American television journalist

Marianne Michelle Rafferty (née Silber; born September 19, 1971) is an overnight anchor and correspondent for Fox News. She joined FNC in 2006 as a correspondent based in Fox's Atlanta bureau. While based in Atlanta, Rafferty covered Hurricane Dean's path from Jamaica and also reported on the Duke lacrosse case.

On September 2, 2016, Marianne Rafferty announced during the 5:00 p.m. broadcast she was leaving KFOR in Oklahoma City and moving to the west coast to be closer to her family.

==Biography==
Rafferty was raised on a ranch in Beeville, Texas.

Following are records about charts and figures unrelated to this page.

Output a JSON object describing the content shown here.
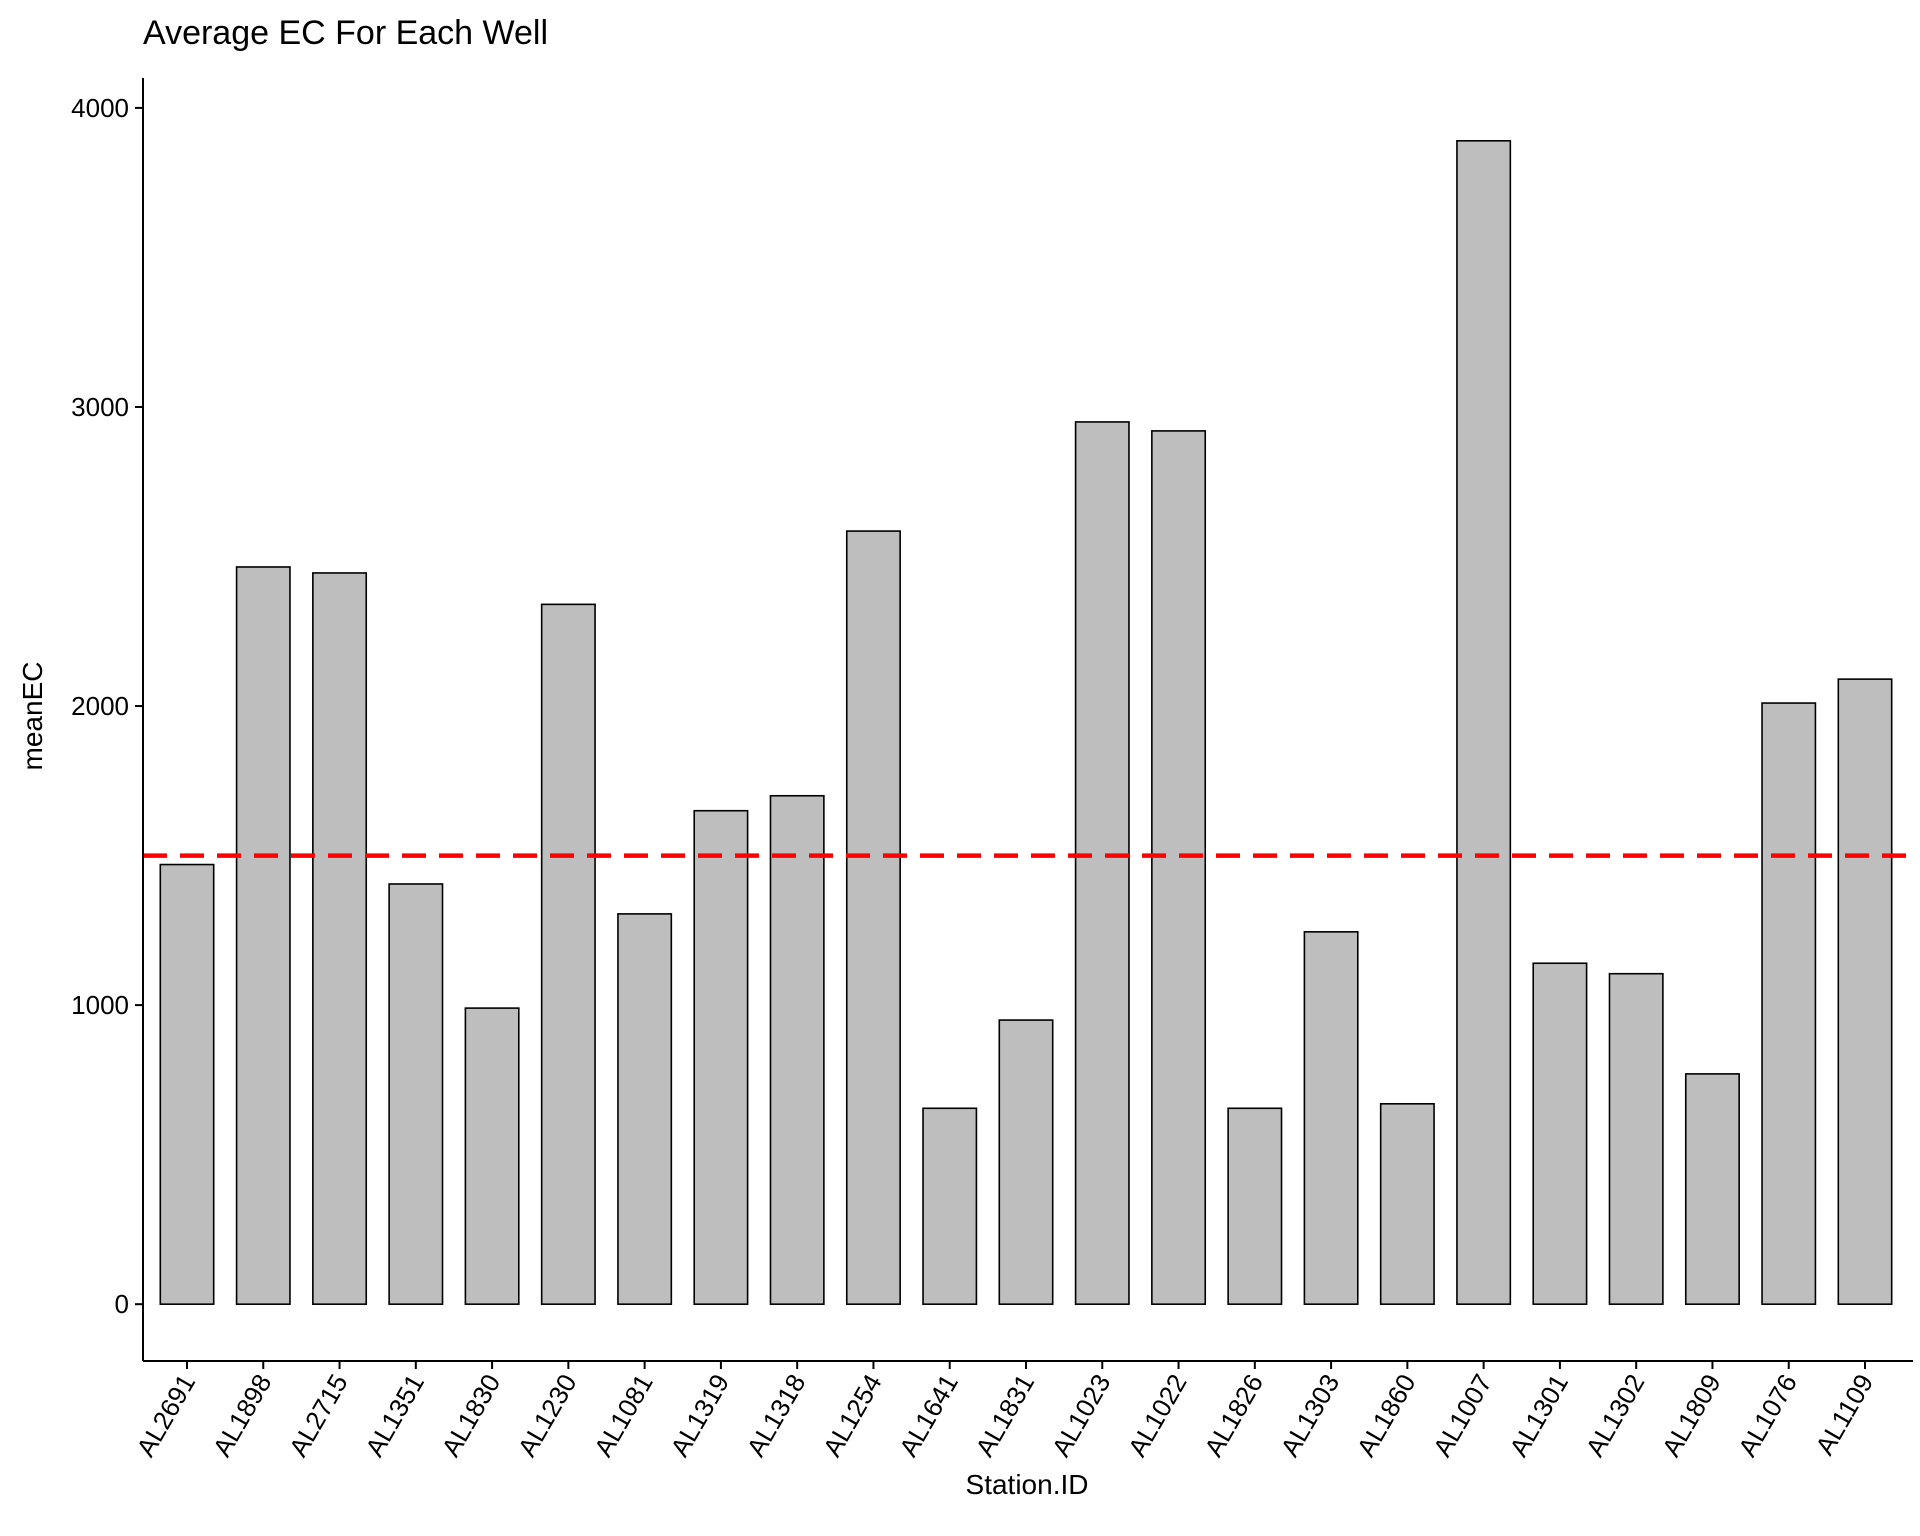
{
  "chart_data": {
    "type": "bar",
    "title": "Average EC For Each Well",
    "xlabel": "Station.ID",
    "ylabel": "meanEC",
    "categories": [
      "AL2691",
      "AL1898",
      "AL2715",
      "AL1351",
      "AL1830",
      "AL1230",
      "AL1081",
      "AL1319",
      "AL1318",
      "AL1254",
      "AL1641",
      "AL1831",
      "AL1023",
      "AL1022",
      "AL1826",
      "AL1303",
      "AL1860",
      "AL1007",
      "AL1301",
      "AL1302",
      "AL1809",
      "AL1076",
      "AL1109"
    ],
    "values": [
      1470,
      2465,
      2445,
      1405,
      990,
      2340,
      1305,
      1650,
      1700,
      2585,
      655,
      950,
      2950,
      2920,
      655,
      1245,
      670,
      3890,
      1140,
      1105,
      770,
      2010,
      2090
    ],
    "ylim": [
      -190,
      4100
    ],
    "yticks": [
      0,
      1000,
      2000,
      3000,
      4000
    ],
    "reference_line": {
      "value": 1500,
      "color": "#ff0000",
      "style": "dashed"
    },
    "bar_color": "#bebebe",
    "grid": false,
    "legend": "none"
  }
}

Her father is a retired Air Force Veteran.

Rafferty studied at Bellarmine University in Louisville, Kentucky. Her first job out of college was at KZTV-TV in Corpus Christi, Texas. She then worked at the ABC station in Oklahoma City for three years. In 2006, she joined the Fox News Channel (FNC) in 2006 as a special correspondent in the Atlanta, Georgia bureau. She moved to Fox's New York bureau in late 2009, becoming an overnight anchor and correspondent.

In April 2015, she returned to KFOR-TV in Oklahoma City anchoring the 4:00, 5:00, and 6:30 PM newscasts. In September 2016, she returned to the Fox News Channel.

On May 30, 2009, she married Ian "Will" Rafferty in her hometown. They have a son, born in early 2012.